In both these cases the value proposition to the customer goes well beyond the transaction.
PwC: It seems that the consumer experience is fragmented across devices, online or offline channels, and so on. How much of a concern and problem is this?
DM: Fragmentation of the experience is a significant challenge, and we need to address that. If the multichannel experience is not fluid, I think it’s not useful. And by the way, this fragmentation is not just in the shopping experience. It is across the full lifestyle. We are seeing progress today where sessions and data captured on one device can be seamlessly accessed on a different device to continue the experience. So if I’m shopping at home on a connected device—say a wired device—and I didn’t finish what I started, but now I’m at work or I’m out and about with a tablet, I can continue from where I was and then maybe even take that into the store.
The ability to do something online and then be able to carry that experience to the physical store is really important. Take couponing, for example. As you know, consumers love coupons, daily deals, and other discount offers, and merchants rely on them to attract new customers and return visits from existing customers. However, redemption of these offers is usually paper based—a cumbersome and inconvenient process for both the consumers and merchants.

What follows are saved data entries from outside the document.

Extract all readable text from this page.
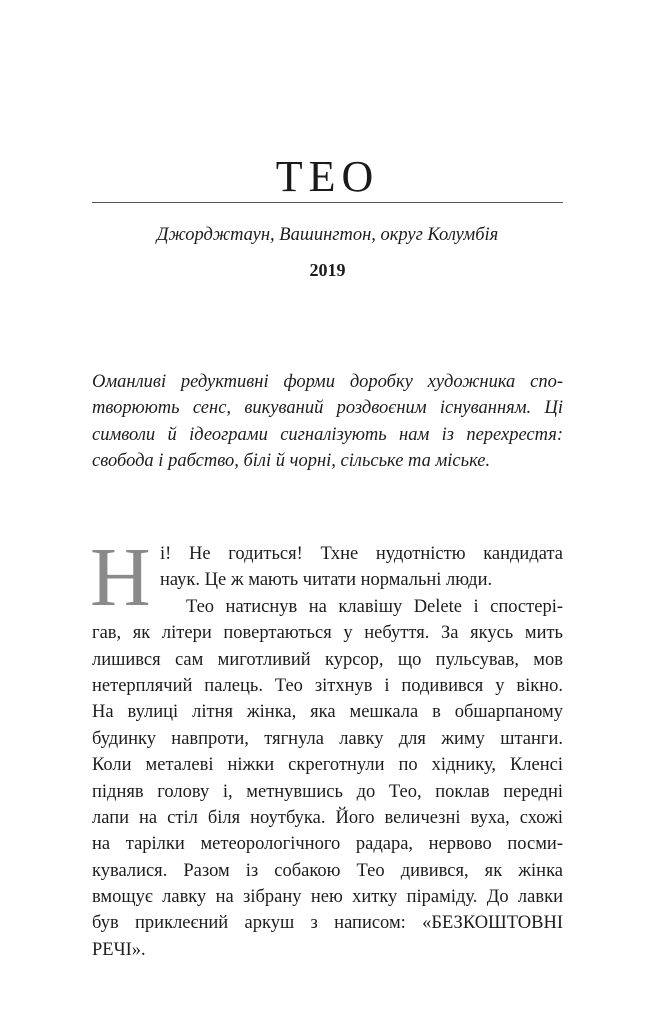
ТЕО
Джорджтаун, Вашингтон, округ Колумбія
2019
Оманливі редуктивні форми доробку художника спо-
творюють сенс, викуваний роздвоєним існуванням. Ці
символи й ідеограми сигналізують нам із перехрестя:
свобода і рабство, білі й чорні, сільське та міське.
Н і! Не годиться! Тхне нудотністю кандидата
наук. Це ж мають читати нормальні люди.
Тео натиснув на клавішу Delete і спостері-
гав, як літери повертаються у небуття. За якусь мить
лишився сам миготливий курсор, що пульсував, мов
нетерплячий палець. Тео зітхнув і подивився у вікно.
На вулиці літня жінка, яка мешкала в обшарпаному
будинку навпроти, тягнула лавку для жиму штанги.
Коли металеві ніжки скреготнули по хіднику, Кленсі
підняв голову і, метнувшись до Тео, поклав передні
лапи на стіл біля ноутбука. Його величезні вуха, схожі
на тарілки метеорологічного радара, нервово посми-
кувалися. Разом із собакою Тео дивився, як жінка
вмощує лавку на зібрану нею хитку піраміду. До лавки
був приклеєний аркуш з написом: «БЕЗКОШТОВНІ
РЕЧІ».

Our OfferWise solution simplifies offer redemption and makes it seamless, by letting consumers link their discounts to a payment card or mobile wallet and redeem them automatically at a participating merchant’s point of sale. Merchants can take advantage of this solution with no changes to their points of sale, operations, or infrastructure— and more than 500,000 merchants can accept these card-linked redemptions.
This capability is valuable, because it removes the clunky nature of paper. It delivers real value to consumers, who now don’t need to clip coupons or print out paper that proves they bought a deal, registered for a loyalty program, or have a certain number of reward points.
PwC: What is the greatest challenge in what you are doing and what is the greatest benefit?
DM: For a long time, there has not been a cost-effective way to deliver insight back to the point of sale. Most point of sale systems use old technology, and it’s fairly costly to change that. In addition to the point of sale devices, what has held us back is the fact that the outermost edge is a very narrow and highly specialized network service. It does authorization and settlement—a two-part message or a one-part message. Sure, it does that for a number of account types, but only these few things.
The opportunity with universal commerce is much broader and deeper. We now have this data in the cloud, and the work going forward is how to deliver the acknowledgments that help our merchants and their consumers get a much richer level of engagement, relationship, membership, and insight into the end-to-end experience. We’re just at the early stages of that. We think it’s critically important in the mobile channel and the future.